Responding to the demand made by the UK government for a reduction of import duty on cars in its negotiations on the India-UK free-trade agreement (FTA), which has become prolonged due to opposition from some carmakers, Bhargava said: “My views may not be shared by the industry, but we are as competitive as the UK and EU in cars, and in many models our costs are 20-30 per cent lower in India in my estimate. So there is no reason why import tariffs on cars cannot be reduced as sought by the UK government under the India-FTA negotiations. I think 30 per cent duty is fine.”
Also, Bhargava does not think there is any reason to have a quota on the number of cars that can be exported by the UK at a lower tax rate.
Society of Indian Automobile Manufacturers had reportedly floated a suggestion last year for eliminating import tax on a limited number of cars from the UK in a phased number.
The plan was to reduce duty to 70 per cent from 100 per cent and then to 10 per cent in the fifth year for a maximum of 46,200 vehicles. It had agreed to go down to a zero per cent tax regime but with a cap on the number of vehicles.
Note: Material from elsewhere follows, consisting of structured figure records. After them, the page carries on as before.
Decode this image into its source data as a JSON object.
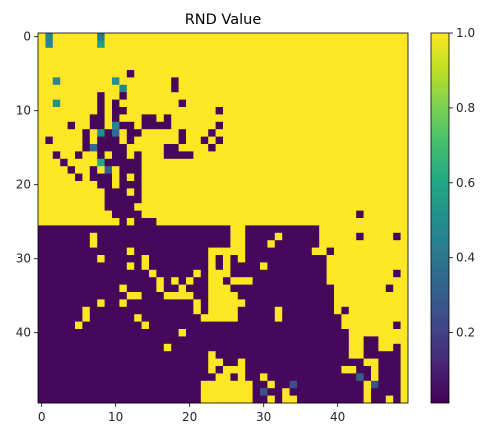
{
  "chart_data": {
    "type": "heatmap",
    "title": "RND Value",
    "xlabel": "",
    "ylabel": "",
    "rows": 50,
    "cols": 50,
    "xlim": [
      -0.5,
      49.5
    ],
    "ylim": [
      49.5,
      -0.5
    ],
    "xticks": [
      0,
      10,
      20,
      30,
      40
    ],
    "yticks": [
      0,
      10,
      20,
      30,
      40
    ],
    "colormap": "viridis",
    "vmin": 0.0,
    "vmax": 1.0,
    "colorbar_ticks": [
      "0.2",
      "0.4",
      "0.6",
      "0.8",
      "1.0"
    ],
    "colorbar_tick_values": [
      0.2,
      0.4,
      0.6,
      0.8,
      1.0
    ],
    "background_value": 1.0,
    "low_value": 0.02,
    "low_regions": [
      {
        "r0": 26,
        "r1": 49,
        "c0": 0,
        "c1": 22
      },
      {
        "r0": 39,
        "r1": 49,
        "c0": 23,
        "c1": 40
      },
      {
        "r0": 45,
        "r1": 49,
        "c0": 41,
        "c1": 48
      }
    ],
    "yellow_in_low": [
      [
        27,
        7
      ],
      [
        28,
        7
      ],
      [
        29,
        12
      ],
      [
        31,
        12
      ],
      [
        30,
        8
      ],
      [
        30,
        14
      ],
      [
        31,
        14
      ],
      [
        32,
        15
      ],
      [
        33,
        16
      ],
      [
        34,
        16
      ],
      [
        35,
        17
      ],
      [
        35,
        18
      ],
      [
        35,
        19
      ],
      [
        35,
        20
      ],
      [
        34,
        19
      ],
      [
        33,
        20
      ],
      [
        32,
        21
      ],
      [
        33,
        18
      ],
      [
        34,
        11
      ],
      [
        35,
        12
      ],
      [
        35,
        13
      ],
      [
        36,
        8
      ],
      [
        36,
        11
      ],
      [
        37,
        6
      ],
      [
        38,
        6
      ],
      [
        39,
        5
      ],
      [
        38,
        13
      ],
      [
        39,
        14
      ],
      [
        40,
        19
      ],
      [
        37,
        21
      ],
      [
        36,
        21
      ],
      [
        38,
        22
      ],
      [
        42,
        17
      ],
      [
        43,
        23
      ],
      [
        44,
        23
      ],
      [
        45,
        23
      ],
      [
        44,
        24
      ],
      [
        45,
        25
      ],
      [
        45,
        26
      ],
      [
        46,
        24
      ],
      [
        46,
        25
      ],
      [
        47,
        22
      ],
      [
        48,
        22
      ],
      [
        49,
        22
      ],
      [
        47,
        23
      ],
      [
        48,
        23
      ],
      [
        49,
        23
      ],
      [
        47,
        24
      ],
      [
        48,
        24
      ],
      [
        49,
        24
      ],
      [
        47,
        25
      ],
      [
        48,
        25
      ],
      [
        49,
        25
      ],
      [
        47,
        26
      ],
      [
        48,
        26
      ],
      [
        49,
        26
      ],
      [
        47,
        27
      ],
      [
        48,
        27
      ],
      [
        49,
        27
      ],
      [
        46,
        27
      ],
      [
        45,
        27
      ],
      [
        44,
        27
      ],
      [
        47,
        28
      ],
      [
        48,
        28
      ],
      [
        49,
        28
      ],
      [
        46,
        30
      ],
      [
        47,
        31
      ],
      [
        49,
        31
      ],
      [
        48,
        33
      ],
      [
        49,
        33
      ],
      [
        49,
        34
      ],
      [
        45,
        41
      ],
      [
        45,
        42
      ],
      [
        45,
        45
      ],
      [
        46,
        45
      ],
      [
        47,
        44
      ],
      [
        48,
        44
      ],
      [
        49,
        44
      ],
      [
        49,
        47
      ]
    ],
    "low_in_high": [
      [
        14,
        1
      ],
      [
        16,
        2
      ],
      [
        17,
        3
      ],
      [
        18,
        4
      ],
      [
        19,
        5
      ],
      [
        13,
        6
      ],
      [
        14,
        6
      ],
      [
        15,
        6
      ],
      [
        12,
        4
      ],
      [
        16,
        5
      ],
      [
        18,
        7
      ],
      [
        19,
        7
      ],
      [
        19,
        8
      ],
      [
        20,
        8
      ],
      [
        21,
        9
      ],
      [
        22,
        9
      ],
      [
        23,
        9
      ],
      [
        24,
        10
      ],
      [
        25,
        11
      ],
      [
        26,
        11
      ],
      [
        21,
        10
      ],
      [
        22,
        10
      ],
      [
        23,
        10
      ],
      [
        24,
        11
      ],
      [
        22,
        11
      ],
      [
        23,
        11
      ],
      [
        23,
        12
      ],
      [
        24,
        12
      ],
      [
        24,
        13
      ],
      [
        25,
        13
      ],
      [
        26,
        12
      ],
      [
        26,
        13
      ],
      [
        25,
        14
      ],
      [
        25,
        15
      ],
      [
        26,
        14
      ],
      [
        26,
        15
      ],
      [
        17,
        10
      ],
      [
        16,
        10
      ],
      [
        15,
        9
      ],
      [
        14,
        9
      ],
      [
        13,
        9
      ],
      [
        12,
        8
      ],
      [
        11,
        8
      ],
      [
        10,
        8
      ],
      [
        11,
        7
      ],
      [
        12,
        7
      ],
      [
        9,
        10
      ],
      [
        10,
        10
      ],
      [
        11,
        10
      ],
      [
        12,
        10
      ],
      [
        13,
        10
      ],
      [
        14,
        10
      ],
      [
        15,
        10
      ],
      [
        16,
        10
      ],
      [
        15,
        11
      ],
      [
        16,
        11
      ],
      [
        17,
        11
      ],
      [
        18,
        11
      ],
      [
        19,
        11
      ],
      [
        20,
        11
      ],
      [
        12,
        11
      ],
      [
        12,
        12
      ],
      [
        13,
        12
      ],
      [
        14,
        12
      ],
      [
        11,
        14
      ],
      [
        11,
        15
      ],
      [
        12,
        14
      ],
      [
        12,
        15
      ],
      [
        12,
        16
      ],
      [
        15,
        17
      ],
      [
        16,
        17
      ],
      [
        15,
        18
      ],
      [
        16,
        18
      ],
      [
        16,
        19
      ],
      [
        16,
        20
      ],
      [
        13,
        19
      ],
      [
        14,
        19
      ],
      [
        14,
        24
      ],
      [
        10,
        24
      ],
      [
        12,
        24
      ],
      [
        10,
        11
      ],
      [
        8,
        11
      ],
      [
        9,
        19
      ],
      [
        14,
        22
      ],
      [
        13,
        23
      ],
      [
        15,
        23
      ],
      [
        11,
        17
      ],
      [
        12,
        17
      ],
      [
        16,
        13
      ],
      [
        17,
        13
      ],
      [
        17,
        12
      ],
      [
        18,
        12
      ],
      [
        20,
        12
      ],
      [
        19,
        13
      ],
      [
        20,
        13
      ],
      [
        21,
        13
      ],
      [
        22,
        13
      ],
      [
        14,
        8
      ],
      [
        15,
        8
      ],
      [
        16,
        8
      ],
      [
        17,
        9
      ],
      [
        18,
        9
      ],
      [
        19,
        9
      ],
      [
        20,
        9
      ],
      [
        21,
        11
      ],
      [
        22,
        12
      ],
      [
        13,
        13
      ],
      [
        18,
        13
      ],
      [
        8,
        8
      ],
      [
        9,
        8
      ],
      [
        6,
        18
      ],
      [
        7,
        18
      ],
      [
        5,
        12
      ]
    ],
    "purple_blobs": [
      {
        "r0": 26,
        "r1": 28,
        "c0": 23,
        "c1": 25
      },
      {
        "r0": 26,
        "r1": 26,
        "c0": 28,
        "c1": 36
      },
      {
        "r0": 27,
        "r1": 30,
        "c0": 28,
        "c1": 30
      },
      {
        "r0": 27,
        "r1": 30,
        "c0": 33,
        "c1": 36
      },
      {
        "r0": 29,
        "r1": 33,
        "c0": 31,
        "c1": 34
      },
      {
        "r0": 30,
        "r1": 34,
        "c0": 35,
        "c1": 38
      },
      {
        "r0": 32,
        "r1": 36,
        "c0": 30,
        "c1": 36
      },
      {
        "r0": 33,
        "r1": 38,
        "c0": 33,
        "c1": 38
      },
      {
        "r0": 36,
        "r1": 39,
        "c0": 28,
        "c1": 31
      },
      {
        "r0": 37,
        "r1": 41,
        "c0": 36,
        "c1": 39
      },
      {
        "r0": 40,
        "r1": 44,
        "c0": 38,
        "c1": 41
      },
      {
        "r0": 31,
        "r1": 32,
        "c0": 26,
        "c1": 29
      },
      {
        "r0": 34,
        "r1": 35,
        "c0": 27,
        "c1": 29
      },
      {
        "r0": 41,
        "r1": 43,
        "c0": 44,
        "c1": 45
      },
      {
        "r0": 43,
        "r1": 44,
        "c0": 46,
        "c1": 47
      },
      {
        "r0": 42,
        "r1": 44,
        "c0": 48,
        "c1": 48
      }
    ],
    "purple_singles": [
      [
        28,
        30
      ],
      [
        28,
        37
      ],
      [
        27,
        37
      ],
      [
        30,
        24
      ],
      [
        30,
        26
      ],
      [
        29,
        39
      ],
      [
        32,
        38
      ],
      [
        31,
        38
      ],
      [
        33,
        29
      ],
      [
        34,
        39
      ],
      [
        36,
        39
      ],
      [
        37,
        27
      ],
      [
        38,
        27
      ],
      [
        24,
        43
      ],
      [
        27,
        43
      ],
      [
        27,
        48
      ],
      [
        34,
        47
      ],
      [
        32,
        48
      ],
      [
        39,
        48
      ],
      [
        41,
        41
      ],
      [
        42,
        41
      ],
      [
        40,
        33
      ],
      [
        38,
        40
      ],
      [
        37,
        41
      ],
      [
        35,
        39
      ],
      [
        29,
        35
      ],
      [
        28,
        32
      ],
      [
        27,
        31
      ],
      [
        26,
        37
      ],
      [
        31,
        24
      ],
      [
        33,
        25
      ],
      [
        34,
        26
      ],
      [
        38,
        40
      ],
      [
        43,
        40
      ],
      [
        44,
        39
      ],
      [
        44,
        42
      ],
      [
        44,
        43
      ],
      [
        45,
        44
      ]
    ],
    "mid_cells": [
      {
        "row": 0,
        "col": 1,
        "value": 0.45
      },
      {
        "row": 0,
        "col": 8,
        "value": 0.4
      },
      {
        "row": 1,
        "col": 1,
        "value": 0.45
      },
      {
        "row": 1,
        "col": 8,
        "value": 0.55
      },
      {
        "row": 6,
        "col": 2,
        "value": 0.45
      },
      {
        "row": 6,
        "col": 10,
        "value": 0.5
      },
      {
        "row": 7,
        "col": 11,
        "value": 0.45
      },
      {
        "row": 9,
        "col": 2,
        "value": 0.5
      },
      {
        "row": 12,
        "col": 10,
        "value": 0.45
      },
      {
        "row": 13,
        "col": 8,
        "value": 0.5
      },
      {
        "row": 13,
        "col": 10,
        "value": 0.35
      },
      {
        "row": 17,
        "col": 8,
        "value": 0.6
      },
      {
        "row": 18,
        "col": 9,
        "value": 0.3
      },
      {
        "row": 15,
        "col": 7,
        "value": 0.35
      },
      {
        "row": 47,
        "col": 34,
        "value": 0.25
      },
      {
        "row": 47,
        "col": 45,
        "value": 0.25
      },
      {
        "row": 46,
        "col": 43,
        "value": 0.3
      },
      {
        "row": 48,
        "col": 30,
        "value": 0.25
      }
    ]
  }
}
In the last Union Budget, the duty on CBU (completely built units) cars with a CIF (cost insurance and freight) value under $40,000 was increased from 60 per cent to 70 per cent, and those above that was at 100 per cent.
In the case of electric vehicles, in CBU form with a CIF value of more than $40,000 duty was increased, again from 60 per cent to 70 per cent.
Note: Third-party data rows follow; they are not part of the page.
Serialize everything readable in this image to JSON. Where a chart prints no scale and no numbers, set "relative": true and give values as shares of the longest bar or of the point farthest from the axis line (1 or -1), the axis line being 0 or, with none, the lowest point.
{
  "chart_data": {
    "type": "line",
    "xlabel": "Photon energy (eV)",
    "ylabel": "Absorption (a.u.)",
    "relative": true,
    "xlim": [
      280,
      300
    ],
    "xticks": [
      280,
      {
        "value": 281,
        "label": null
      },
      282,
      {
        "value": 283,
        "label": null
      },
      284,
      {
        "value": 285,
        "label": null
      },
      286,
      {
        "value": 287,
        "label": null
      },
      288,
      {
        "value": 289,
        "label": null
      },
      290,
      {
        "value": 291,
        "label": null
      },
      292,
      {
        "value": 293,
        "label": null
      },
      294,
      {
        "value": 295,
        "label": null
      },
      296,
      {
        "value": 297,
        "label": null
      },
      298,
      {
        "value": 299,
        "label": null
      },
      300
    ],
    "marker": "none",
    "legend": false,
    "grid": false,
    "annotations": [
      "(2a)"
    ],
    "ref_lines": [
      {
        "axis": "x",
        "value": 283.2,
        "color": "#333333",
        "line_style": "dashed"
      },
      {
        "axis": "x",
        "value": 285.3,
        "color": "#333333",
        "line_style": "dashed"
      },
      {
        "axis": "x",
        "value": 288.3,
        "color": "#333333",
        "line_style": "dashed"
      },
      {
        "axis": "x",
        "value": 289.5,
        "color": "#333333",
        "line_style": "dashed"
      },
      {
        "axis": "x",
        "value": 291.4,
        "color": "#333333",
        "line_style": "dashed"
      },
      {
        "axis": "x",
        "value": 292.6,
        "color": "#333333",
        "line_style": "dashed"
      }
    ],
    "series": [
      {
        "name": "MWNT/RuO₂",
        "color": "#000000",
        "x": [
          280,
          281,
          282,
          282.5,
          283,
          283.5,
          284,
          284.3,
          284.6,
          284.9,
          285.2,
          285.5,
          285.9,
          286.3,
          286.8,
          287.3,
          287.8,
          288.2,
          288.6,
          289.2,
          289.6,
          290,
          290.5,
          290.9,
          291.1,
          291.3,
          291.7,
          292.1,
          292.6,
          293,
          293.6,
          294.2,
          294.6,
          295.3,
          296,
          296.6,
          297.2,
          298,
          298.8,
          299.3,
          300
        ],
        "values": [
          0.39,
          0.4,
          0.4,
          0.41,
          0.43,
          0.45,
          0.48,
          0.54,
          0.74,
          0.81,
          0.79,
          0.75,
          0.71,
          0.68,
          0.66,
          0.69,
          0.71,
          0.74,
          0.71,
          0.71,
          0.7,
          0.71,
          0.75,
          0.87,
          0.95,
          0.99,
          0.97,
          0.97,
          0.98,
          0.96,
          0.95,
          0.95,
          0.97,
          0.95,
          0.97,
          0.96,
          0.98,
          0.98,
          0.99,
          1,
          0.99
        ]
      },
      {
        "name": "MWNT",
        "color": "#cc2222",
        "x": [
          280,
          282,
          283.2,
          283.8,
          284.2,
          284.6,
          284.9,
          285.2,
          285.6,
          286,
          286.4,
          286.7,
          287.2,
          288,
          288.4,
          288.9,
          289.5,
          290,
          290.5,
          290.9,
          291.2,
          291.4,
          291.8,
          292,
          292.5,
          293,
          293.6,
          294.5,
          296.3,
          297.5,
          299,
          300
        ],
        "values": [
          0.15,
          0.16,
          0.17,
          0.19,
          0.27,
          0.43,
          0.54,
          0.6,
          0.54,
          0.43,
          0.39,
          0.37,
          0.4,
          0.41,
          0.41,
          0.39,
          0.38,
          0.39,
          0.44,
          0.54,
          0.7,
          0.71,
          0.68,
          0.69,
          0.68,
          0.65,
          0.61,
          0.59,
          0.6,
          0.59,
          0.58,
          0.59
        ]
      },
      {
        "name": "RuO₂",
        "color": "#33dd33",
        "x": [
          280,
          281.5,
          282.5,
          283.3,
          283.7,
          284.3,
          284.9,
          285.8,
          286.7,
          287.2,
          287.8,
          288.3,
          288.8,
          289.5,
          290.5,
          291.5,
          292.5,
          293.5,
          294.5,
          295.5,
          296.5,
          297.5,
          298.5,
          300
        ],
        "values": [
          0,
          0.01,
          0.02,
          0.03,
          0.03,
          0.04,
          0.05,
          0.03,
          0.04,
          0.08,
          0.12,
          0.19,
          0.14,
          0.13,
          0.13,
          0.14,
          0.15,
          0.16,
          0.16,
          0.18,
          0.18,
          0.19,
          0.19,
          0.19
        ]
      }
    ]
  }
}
Bhargava pointed out the fact that companies like Maruti Suzuki were exporting 700,000 cars a year was a testament to the fact that India was globally competitive.
He said Suzuki in Japan, for instance, exports small cars through Maruti Suzuki, to Africa and West Asia because it was cost-competitive to do so.
Toyota is making small cars in India through Maruti even though Daihatsu in Japan can also produce them. This is because in India it is cheaper to produce. Similarly, the production of the five-door Jimny of Suzuki has shifted to India and it has become a base for export of the model across the world.
The chairman of Maruti Suzuki conceded the point that there was a time when India was not competitive because production volumes were low. But now India has become the third-largest automobile market in the world and companies have got scale with reduced production costs, despite still having some disabilities.
Not only that, it has the support of a vibrant auto-component industry which is exporting all across the world and is cost-competitive again.
On the entry of Tesla and reports of it asking for a substantial duty reduction on CBU cars, Bhargava said: “Tesla is bargaining for the best deal. It sees India as a large market in the future. But whether it has special requirements I am not so sure. But I believe concession has to be given to everyone in the industry.”